Two situations favored the choice of these structures. On the one hand, bus shelters are spread across the urban area and serve thousands of passengers every day. Consequently, their renovation has a great impact on the quality of the public space around them. On the other hand, good bus shelters are an essential part of the public transport system. Their modernization through the provision of innovative services is a way of improving the users’ perception of public transport, thus promoting sustainable and smart mobility.

The bus shelters were assessed in terms of local electricity production capabilities and local electricity demand potential. The methodology used, as input data, a Very-High-Resolution image and a detailed Digital Surface Model. All the shelters were evaluated in a GIS environment, based on geographical, technical and social criteria. The result was the determination of the city’s potential to implement solar bus shelters. Using Lisbon as a case study, the results show that 612 shelters out of 1132 (54%) receive the required solar radiation to install PV panels. These results are in line with those presented by [15].

We also investigated which PV-based applications could be installed in these solar bus shelters, according to their PV-generation capacity. Four typified applications were analyzed, from lower-energy-demanding applications (such as remote small-scale sensors or small-scale info displays) to higher-energy-demanding ones (such as refrigerated vending machines). While every shelter would be suitable for remote small-scale sensors, all the other applications were only possible in fewer shelters, and the top-level applications were only possible in those shelters with higher dimensions, usually present at interface stations. The possibility of having lighting was also tested, and the results indicate that all the PV shelters would be suitable for up to 7 W/m² LED lamps but only 40% would be suitable for 10 W LED lamps. Higher-energy-consumption LED lamps would not be possible to install. Future studies shall verify these results obtained from geographic modeling against measured data.

The results are presented in planning scenarios. These show where and what PV-based applications can be implemented and serve as a demonstration of the usefulness of the proposed methodology to planners and energy advisers. Such knowledge about the city’s potential for PV-based applications can be used to improve urban development plans, to integrate solar energy into new regulations or to support and orient incentive policy design towards the use of more efficient sites or neighborhoods within the city.

The planning scenarios were based on target audiences—tourists and daily commuters. Since no data about the average daily boarding or passenger transfer activity were available, proximity analysis was used as a proxy to characterize the local electricity demand. For this analysis, we applied buffer distances around each bus stop to identify the areas of influence. In future work, this step can be improved by using distances calculated on the street network. The inexistence of such data also compromised the evaluation of the local seasonal demand, namely regarding tourist activity.

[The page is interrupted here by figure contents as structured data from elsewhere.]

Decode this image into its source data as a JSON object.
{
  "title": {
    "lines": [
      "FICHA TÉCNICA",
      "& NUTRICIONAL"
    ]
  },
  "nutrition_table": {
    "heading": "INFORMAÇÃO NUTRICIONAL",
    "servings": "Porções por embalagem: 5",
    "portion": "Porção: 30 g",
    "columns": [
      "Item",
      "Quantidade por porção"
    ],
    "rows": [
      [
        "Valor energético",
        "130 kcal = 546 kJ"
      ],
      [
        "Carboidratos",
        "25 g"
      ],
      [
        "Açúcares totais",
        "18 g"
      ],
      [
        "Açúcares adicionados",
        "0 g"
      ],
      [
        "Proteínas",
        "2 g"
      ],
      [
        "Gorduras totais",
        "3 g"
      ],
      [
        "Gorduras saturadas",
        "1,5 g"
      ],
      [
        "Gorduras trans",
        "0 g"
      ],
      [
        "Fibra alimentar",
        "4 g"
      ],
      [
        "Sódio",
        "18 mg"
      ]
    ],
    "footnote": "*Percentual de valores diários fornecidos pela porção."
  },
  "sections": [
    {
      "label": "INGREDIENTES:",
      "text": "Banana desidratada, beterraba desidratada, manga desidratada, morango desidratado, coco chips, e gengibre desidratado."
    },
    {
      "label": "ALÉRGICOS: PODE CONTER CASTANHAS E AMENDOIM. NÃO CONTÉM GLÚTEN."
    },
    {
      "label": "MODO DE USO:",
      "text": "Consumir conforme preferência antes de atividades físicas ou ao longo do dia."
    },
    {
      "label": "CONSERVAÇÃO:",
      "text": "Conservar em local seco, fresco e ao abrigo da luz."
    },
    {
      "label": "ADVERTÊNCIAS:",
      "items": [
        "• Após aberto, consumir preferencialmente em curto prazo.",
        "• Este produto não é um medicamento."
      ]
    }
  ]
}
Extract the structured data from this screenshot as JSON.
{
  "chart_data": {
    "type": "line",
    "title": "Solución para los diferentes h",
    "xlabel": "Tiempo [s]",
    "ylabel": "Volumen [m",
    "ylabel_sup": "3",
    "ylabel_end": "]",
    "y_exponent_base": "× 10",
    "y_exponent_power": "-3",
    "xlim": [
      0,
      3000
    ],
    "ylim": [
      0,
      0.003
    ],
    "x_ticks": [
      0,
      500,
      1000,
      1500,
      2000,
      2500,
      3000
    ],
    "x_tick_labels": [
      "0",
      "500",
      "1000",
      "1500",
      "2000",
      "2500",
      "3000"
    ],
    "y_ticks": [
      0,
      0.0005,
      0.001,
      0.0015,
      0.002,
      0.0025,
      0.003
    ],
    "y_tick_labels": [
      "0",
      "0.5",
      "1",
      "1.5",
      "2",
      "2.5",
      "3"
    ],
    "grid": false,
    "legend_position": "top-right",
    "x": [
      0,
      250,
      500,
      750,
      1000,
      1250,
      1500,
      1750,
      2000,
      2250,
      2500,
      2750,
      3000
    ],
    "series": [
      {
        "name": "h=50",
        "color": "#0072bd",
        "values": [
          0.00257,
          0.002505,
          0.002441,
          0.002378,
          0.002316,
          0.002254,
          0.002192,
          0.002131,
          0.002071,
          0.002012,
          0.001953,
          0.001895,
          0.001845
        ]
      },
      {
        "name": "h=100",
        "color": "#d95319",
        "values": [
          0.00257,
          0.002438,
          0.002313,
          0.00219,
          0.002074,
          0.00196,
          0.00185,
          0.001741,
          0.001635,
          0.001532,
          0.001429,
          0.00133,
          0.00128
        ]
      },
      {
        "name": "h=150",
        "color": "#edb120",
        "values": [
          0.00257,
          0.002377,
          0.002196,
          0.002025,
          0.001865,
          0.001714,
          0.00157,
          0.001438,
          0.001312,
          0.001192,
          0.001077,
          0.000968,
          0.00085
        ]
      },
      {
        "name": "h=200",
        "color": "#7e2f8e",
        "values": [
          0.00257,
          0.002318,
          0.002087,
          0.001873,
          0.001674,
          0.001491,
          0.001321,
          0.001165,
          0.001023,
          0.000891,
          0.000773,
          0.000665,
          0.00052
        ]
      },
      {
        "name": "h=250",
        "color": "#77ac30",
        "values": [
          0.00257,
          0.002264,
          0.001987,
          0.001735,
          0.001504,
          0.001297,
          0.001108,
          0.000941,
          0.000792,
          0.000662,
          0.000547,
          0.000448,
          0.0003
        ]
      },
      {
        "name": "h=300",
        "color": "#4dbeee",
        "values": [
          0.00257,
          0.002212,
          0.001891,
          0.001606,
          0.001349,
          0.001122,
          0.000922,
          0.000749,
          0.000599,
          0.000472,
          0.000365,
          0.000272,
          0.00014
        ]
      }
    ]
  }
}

Detailed data would improve the analysis.

We found that many of the features available through solar bus shelters, including Wi-Fi connectivity, information displays and ambient data collection through integrated sensors, are also being applied to a range of other smart infrastructure and services (e.g., [31,32]). Consequently, bus shelters are not the only piece of everyday urban infrastructure that can be made “smarter”. Future work will include testing other solutions oriented towards improving urban sustainability using renewable energy and considering the public space, the citizens and the environmental benefits.